Scriptivism is taken from the real words Descriptivism and Prescriptivism. Mehscriptivism is another made-up word which just means you fall in the middle of those two ends of the spectrum.

Please keep in mind: This website is a Web Interface experiment (I am a web developer, not an English professor). Its content is not intended to be taken seriously.

Types of Scriptivists

Prescriptivists strictly adhere to the rules of a language, using those rules to be specific and unambiguous. Often, this demands a wide, niché vocabulary as they usually avoid "slang".

Mehscriptivists don't care too much about following the rules. They do what makes sense to them, and it works most of the time. They use language in ways that falls equally on both sides of the spectrum.

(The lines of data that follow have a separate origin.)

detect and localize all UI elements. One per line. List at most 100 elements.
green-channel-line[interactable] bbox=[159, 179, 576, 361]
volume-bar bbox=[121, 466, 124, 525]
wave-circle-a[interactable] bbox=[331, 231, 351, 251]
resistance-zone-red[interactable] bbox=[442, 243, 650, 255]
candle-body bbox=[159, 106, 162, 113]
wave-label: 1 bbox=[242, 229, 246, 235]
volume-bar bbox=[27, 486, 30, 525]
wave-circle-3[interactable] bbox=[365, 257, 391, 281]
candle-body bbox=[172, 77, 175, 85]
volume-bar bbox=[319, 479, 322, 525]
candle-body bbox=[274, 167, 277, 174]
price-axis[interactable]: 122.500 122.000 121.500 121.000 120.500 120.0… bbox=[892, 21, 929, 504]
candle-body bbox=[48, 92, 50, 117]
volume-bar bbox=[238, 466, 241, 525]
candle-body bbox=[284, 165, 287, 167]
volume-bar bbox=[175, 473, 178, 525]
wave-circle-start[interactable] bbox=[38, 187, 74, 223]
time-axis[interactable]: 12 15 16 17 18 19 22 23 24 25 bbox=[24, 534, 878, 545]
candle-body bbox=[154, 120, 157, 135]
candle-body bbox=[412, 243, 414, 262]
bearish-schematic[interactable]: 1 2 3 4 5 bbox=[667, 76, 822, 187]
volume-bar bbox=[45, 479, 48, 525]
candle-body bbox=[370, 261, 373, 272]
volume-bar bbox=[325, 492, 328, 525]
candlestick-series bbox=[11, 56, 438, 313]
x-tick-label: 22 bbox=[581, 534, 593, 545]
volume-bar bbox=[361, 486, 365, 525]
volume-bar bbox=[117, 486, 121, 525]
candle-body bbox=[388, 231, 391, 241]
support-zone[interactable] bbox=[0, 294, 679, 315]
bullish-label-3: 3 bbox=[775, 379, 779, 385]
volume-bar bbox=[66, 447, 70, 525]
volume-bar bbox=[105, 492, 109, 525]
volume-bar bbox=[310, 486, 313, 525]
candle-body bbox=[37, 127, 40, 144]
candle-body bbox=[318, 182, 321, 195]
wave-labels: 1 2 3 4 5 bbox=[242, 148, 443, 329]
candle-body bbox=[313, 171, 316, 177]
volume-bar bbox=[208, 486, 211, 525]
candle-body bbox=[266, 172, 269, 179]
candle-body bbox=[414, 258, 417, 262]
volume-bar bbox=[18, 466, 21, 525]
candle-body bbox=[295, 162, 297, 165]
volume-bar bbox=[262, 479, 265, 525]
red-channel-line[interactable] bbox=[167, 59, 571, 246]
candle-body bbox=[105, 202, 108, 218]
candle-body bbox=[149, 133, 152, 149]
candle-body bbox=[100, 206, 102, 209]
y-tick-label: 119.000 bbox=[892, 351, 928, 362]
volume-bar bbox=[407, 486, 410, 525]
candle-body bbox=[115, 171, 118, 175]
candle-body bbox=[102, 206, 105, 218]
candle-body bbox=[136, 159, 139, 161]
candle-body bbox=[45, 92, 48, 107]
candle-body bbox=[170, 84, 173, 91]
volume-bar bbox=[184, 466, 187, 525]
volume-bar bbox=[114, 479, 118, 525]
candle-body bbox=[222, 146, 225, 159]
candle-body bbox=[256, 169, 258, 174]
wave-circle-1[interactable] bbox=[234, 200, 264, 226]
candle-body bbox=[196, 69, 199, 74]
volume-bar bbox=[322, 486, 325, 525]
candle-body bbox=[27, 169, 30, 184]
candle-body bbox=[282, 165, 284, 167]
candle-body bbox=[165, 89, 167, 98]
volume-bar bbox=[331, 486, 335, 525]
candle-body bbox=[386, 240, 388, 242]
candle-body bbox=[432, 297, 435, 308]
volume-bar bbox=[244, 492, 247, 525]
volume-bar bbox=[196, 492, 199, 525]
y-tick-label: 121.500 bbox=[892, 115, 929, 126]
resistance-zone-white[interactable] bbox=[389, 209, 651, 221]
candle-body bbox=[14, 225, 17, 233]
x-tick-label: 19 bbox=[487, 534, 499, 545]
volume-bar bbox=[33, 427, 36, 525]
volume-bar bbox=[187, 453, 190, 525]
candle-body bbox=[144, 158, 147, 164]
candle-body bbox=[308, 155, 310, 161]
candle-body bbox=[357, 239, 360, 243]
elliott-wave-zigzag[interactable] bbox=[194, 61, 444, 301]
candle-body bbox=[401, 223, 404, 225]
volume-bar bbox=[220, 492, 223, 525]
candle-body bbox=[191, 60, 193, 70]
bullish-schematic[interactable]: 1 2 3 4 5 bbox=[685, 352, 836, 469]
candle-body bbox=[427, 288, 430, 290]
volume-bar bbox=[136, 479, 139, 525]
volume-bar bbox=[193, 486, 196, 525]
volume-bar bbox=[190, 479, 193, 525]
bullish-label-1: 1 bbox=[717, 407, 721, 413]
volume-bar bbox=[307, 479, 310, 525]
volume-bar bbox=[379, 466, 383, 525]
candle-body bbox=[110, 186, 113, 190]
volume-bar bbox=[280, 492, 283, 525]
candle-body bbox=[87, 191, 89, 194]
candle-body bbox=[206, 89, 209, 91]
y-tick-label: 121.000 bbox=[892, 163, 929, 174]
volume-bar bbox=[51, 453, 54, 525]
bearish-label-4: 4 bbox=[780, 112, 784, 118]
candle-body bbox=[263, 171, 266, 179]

Descriptivists use language more loosely, relying on context and social interaction for the dynamic meaning of words and phrases, sometimes directly violating "the rules." They invent new words and phrases frequently.

Which is better?

Language stays useful when it evolves with new technology, new concepts, and unique art. A healthy language requires both those who invent new words and phrases and those who bring order to them. Most people do a little of both.

One may think that Descriptivists are just wrong. For instance, when someone uses the word "ginormous", a Prescriptivist might call that "slang" and point out that it's a combination of gigantic and enormous. But everyone knows what a person means when they say "ginormous". "Anyways" isn't technically correct, but people use it instead of "anyway", anyway. That makes "Anyways" a Descriptivist word and "Anyway" a Prescriptivist word.

The choice for each word/phrase is binary: either it's Prescriptivist or Descriptivist. But a person using language naturally will always use a mix of words and phrases, and therefore will always fall on a spectrum. I'd argue no one will ever say "To go boldly where no man has gone before" unless they are referring to the technical incorrectness of the original phrase.